Elizabeth Warren releases plan to fund Medicare for All
Responding to pressure from her Democratic rivals, Massachusetts Senator Elizabeth Warren on Friday released a plan detailing how she would…
Responding to pressure from her Democratic rivals, Massachusetts Senator Elizabeth Warren on Friday released a plan detailing how she would fund her Medicare for All health care proposal if elected president in 2020. Warren said that her proposal “won’t raise taxes one penny on middle-class families.”
Sen. Elizabeth Warren, D-Mass., released a detailed plan Friday that she says would fully fund a “Medicare for All” bill and cover every American without premiums or deductibles, all with “not one penny in middle-class tax increases.”
Warren’s campaign estimates her plan would keep combined public and private health spending “just under” $52 trillion over the next 10 years, in line with projections under existing law, but would require the federal government to absorb $20.5 trillion in new spending. It seeks to use efficiency savings generated by Medicare for All to cover the uninsured at a similar total cost and add new benefits for dental, vision and long-term care.

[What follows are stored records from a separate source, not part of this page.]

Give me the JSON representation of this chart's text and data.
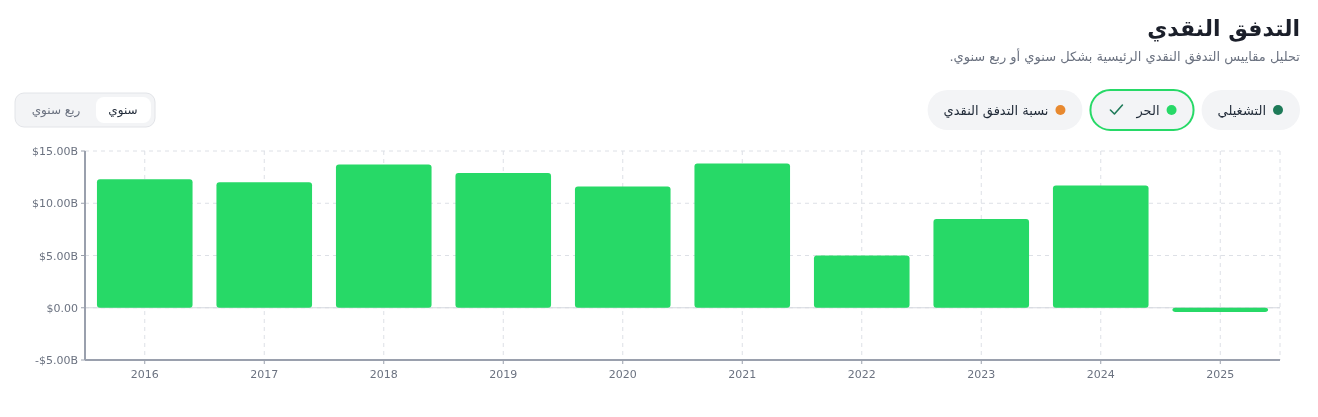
{
  "chart_data": {
    "type": "bar",
    "title": "التدفق النقدي",
    "subtitle": "تحليل مقاييس التدفق النقدي الرئيسية بشكل سنوي أو ربع سنوي.",
    "annotations": [
      "سنوي",
      "ربع سنوي"
    ],
    "categories": [
      "2016",
      "2017",
      "2018",
      "2019",
      "2020",
      "2021",
      "2022",
      "2023",
      "2024",
      "2025"
    ],
    "series": [
      {
        "name": "التشغيلي",
        "color": "#1e7a58",
        "values": [
          null,
          null,
          null,
          null,
          null,
          null,
          null,
          null,
          null,
          null
        ]
      },
      {
        "name": "الحر",
        "color": "#27d967",
        "values": [
          12.3,
          12.0,
          13.7,
          12.9,
          11.6,
          13.8,
          5.0,
          8.5,
          11.7,
          -0.4
        ]
      },
      {
        "name": "نسبة التدفق النقدي",
        "color": "#e8892f",
        "values": [
          null,
          null,
          null,
          null,
          null,
          null,
          null,
          null,
          null,
          null
        ]
      }
    ],
    "ylim": [
      -5,
      15
    ],
    "yticks": [
      {
        "value": 15,
        "label": "$15.00B"
      },
      {
        "value": 10,
        "label": "$10.00B"
      },
      {
        "value": 5,
        "label": "$5.00B"
      },
      {
        "value": 0,
        "label": "$0.00"
      },
      {
        "value": -5,
        "label": "-$5.00B"
      }
    ],
    "grid": true,
    "legend": "top right"
  }
}
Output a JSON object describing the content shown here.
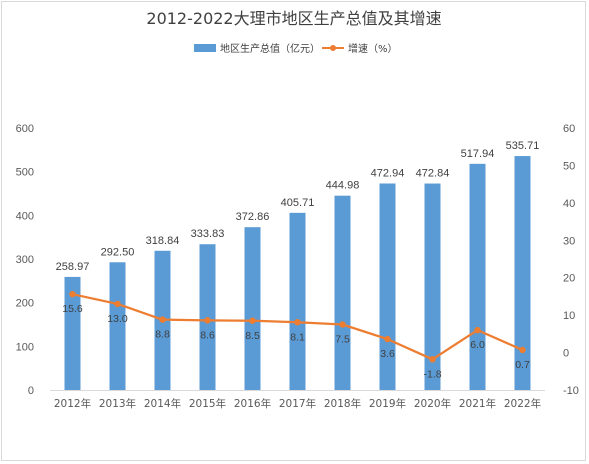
{
  "chart_data": {
    "type": "bar",
    "title": "2012-2022大理市地区生产总值及其增速",
    "categories": [
      "2012年",
      "2013年",
      "2014年",
      "2015年",
      "2016年",
      "2017年",
      "2018年",
      "2019年",
      "2020年",
      "2021年",
      "2022年"
    ],
    "series": [
      {
        "name": "地区生产总值（亿元）",
        "type": "bar",
        "axis": "left",
        "color": "#5b9bd5",
        "values": [
          258.97,
          292.5,
          318.84,
          333.83,
          372.86,
          405.71,
          444.98,
          472.94,
          472.84,
          517.94,
          535.71
        ],
        "labels": [
          "258.97",
          "292.50",
          "318.84",
          "333.83",
          "372.86",
          "405.71",
          "444.98",
          "472.94",
          "472.84",
          "517.94",
          "535.71"
        ]
      },
      {
        "name": "增速（%）",
        "type": "line",
        "axis": "right",
        "color": "#ed7d31",
        "values": [
          15.6,
          13.0,
          8.8,
          8.6,
          8.5,
          8.1,
          7.5,
          3.6,
          -1.8,
          6.0,
          0.7
        ],
        "labels": [
          "15.6",
          "13.0",
          "8.8",
          "8.6",
          "8.5",
          "8.1",
          "7.5",
          "3.6",
          "-1.8",
          "6.0",
          "0.7"
        ]
      }
    ],
    "y_left": {
      "range": [
        0,
        600
      ],
      "ticks": [
        "0",
        "100",
        "200",
        "300",
        "400",
        "500",
        "600"
      ]
    },
    "y_right": {
      "range": [
        -10,
        60
      ],
      "ticks": [
        "-10",
        "0",
        "10",
        "20",
        "30",
        "40",
        "50",
        "60"
      ]
    },
    "legend": "top-center",
    "grid": false
  }
}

“Medicare for All is about the same price as our current path — and cheaper over time,” Warren said in a Medium post. “That means the debate isn’t really about whether the United States should pay more or less. It’s about who should pay.”
Warren places most of the revenue burden on businesses and the wealthy. She plans to carry over almost all existing health funding from employers and state governments while also levying a variety of new taxes on the rich, corporations and high-earning investors — including doubling her signature wealth tax on billionaires.
Warren backs up her revenue and cost estimates with 44 pages of analysis from experts, including former International Monetary Fund chief economist Simon Johnson, former Obama economic adviser Betsey Stevenson, Moody’s chief economist Mark Zandi, and former Obama-appointed Medicare and Medicaid administrator Dr. Donald Berwick.
At the same time, there’s likely to be significant skepticism from outside experts about whether Warren could achieve the tens of trillions of dollars in revenue and savings targets that the plan calls for and whether its provisions would create unintended consequences for health care and the broader economy.
Politically, though, the hotly anticipated white paper should serve to quell critics and fellow 2020 opponents — at least temporarily — as it answers directly, and in detail, the latest prominent line of attack against her.
With her own answer now firmly in hand, Warren challenged those Democratic candidates who oppose Medicare For All to “put forward their own plan to cover everyone, without costing the country anything more in health care spending,” adding a final counter: “We need plans, not slogans.”
While Warren’s plan promises “not one penny in middle-class tax increases,” it does assume a reversal of President Donald Trump’s tax cut — a move Warren previously had backed that would raise taxes on some middle income families.
Her plan to raise $8.8 trillion through a tax on employers also generated criticism from some tax experts and 2020 rivals who argued that, regardless of its merits, it would be paid indirectly by workers and thus violated her claim not to raise middle class taxes.
“For months, Elizabeth Warren has refused to say if her health care plan would raise taxes on the middle class, and now we know why: because it does,” Kate Bedingfield, a spokesman for former Vice President Joe Biden’s campaign, said in a statement. “Senator Warren would place a new tax of nearly $9 trillion that will fall on American workers.”
Warren’s campaign, and some outside experts, argue it’s effectively a substitution for the $9 trillion employers are already expected to pay toward health care in the same period, rather than a new tax.
“Workers already ‘pay’ this in wage-benefit tradeoff,” Adrianna Mcintyre, a health policy writer at the Incidental Economist, tweeted.
Other sources of revenue include raising her wealth tax to 6 percent on fortunes over $1 billion, treating capital gains for the top 1 percent as earned income and requiring taxes to be paid annually, imposing $2.9 trillion in new taxes on corporations and foreign earnings and creating a new 0.1 percent tax on financial transactions.